Nonteratogene effecten: Thiaziden passeren de placentabarrière en komen voor in navelstrengbloed. Er bestaat een risico op foetale of neonatale geelzucht, trombocytopenie, en mogelijk andere bijwerkingen die zich bij volwassenen hebben voorgedaan.

Nursing Mothers

Studies bij ratten hebben aangetoond dat amiloride in melk wordt uitgescheiden in concentraties die hoger zijn dan die in bloed, maar het is niet bekend of amiloride HCl wordt uitgescheiden in humane melk. Thiaziden komen echter voor in de moedermelk. Vanwege de mogelijkheid van ernstige bijwerkingen bij zogende zuigelingen dient een beslissing te worden genomen over het staken van de borstvoeding of het staken van het geneesmiddel, rekening houdend met het belang van het geneesmiddel voor de moeder.

Pediatrisch gebruik

De veiligheid en werkzaamheid bij pediatrische patiënten zijn niet vastgesteld.

Geriatrisch gebruik

Clinische studies van MODURETIC (amiloride en hydrochloorthiazide) omvatten onvoldoende proefpersonen van 65 jaar en ouder om te bepalen of zij anders reageren dan jongere proefpersonen. Andere gerapporteerde klinische ervaring heeft geen verschillen in respons tussen ouderen en jongere patiënten aangetoond. In het algemeen dient de dosering voor een oudere patiënt met voorzichtigheid te worden gekozen, gewoonlijk beginnend aan de lage kant van het doseringsbereik, vanwege de grotere frequentie van verminderde lever-, nier- of hartfunctie, en van gelijktijdige ziekte of andere geneesmiddelentherapie.
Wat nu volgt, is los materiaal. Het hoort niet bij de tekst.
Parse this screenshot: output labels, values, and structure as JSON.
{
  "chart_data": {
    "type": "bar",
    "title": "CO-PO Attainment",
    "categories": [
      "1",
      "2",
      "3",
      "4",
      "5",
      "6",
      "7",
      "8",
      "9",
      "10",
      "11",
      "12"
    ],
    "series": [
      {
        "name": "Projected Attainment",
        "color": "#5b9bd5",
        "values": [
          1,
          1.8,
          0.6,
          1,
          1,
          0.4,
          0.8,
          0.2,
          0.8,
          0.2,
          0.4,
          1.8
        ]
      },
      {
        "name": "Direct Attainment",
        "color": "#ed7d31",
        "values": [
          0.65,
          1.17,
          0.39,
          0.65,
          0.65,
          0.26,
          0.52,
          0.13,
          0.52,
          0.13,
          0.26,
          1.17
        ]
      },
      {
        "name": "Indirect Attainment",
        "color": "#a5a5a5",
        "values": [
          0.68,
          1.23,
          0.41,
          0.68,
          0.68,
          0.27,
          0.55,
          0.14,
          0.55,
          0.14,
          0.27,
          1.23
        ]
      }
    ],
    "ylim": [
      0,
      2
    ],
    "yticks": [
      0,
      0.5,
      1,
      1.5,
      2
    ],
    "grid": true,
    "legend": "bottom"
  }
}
Het is bekend dat dit geneesmiddel in belangrijke mate wordt uitgescheiden door de nieren, en het risico van toxische reacties op dit geneesmiddel kan groter zijn bij patiënten met een verminderde nierfunctie. Omdat oudere patiënten een grotere kans hebben op een verminderde nierfunctie, is voorzichtigheid geboden bij de keuze van de dosis en kan het nuttig zijn de nierfunctie te controleren. (Zie CONTRA-INDICATIES, Verminderde nierfunctie.)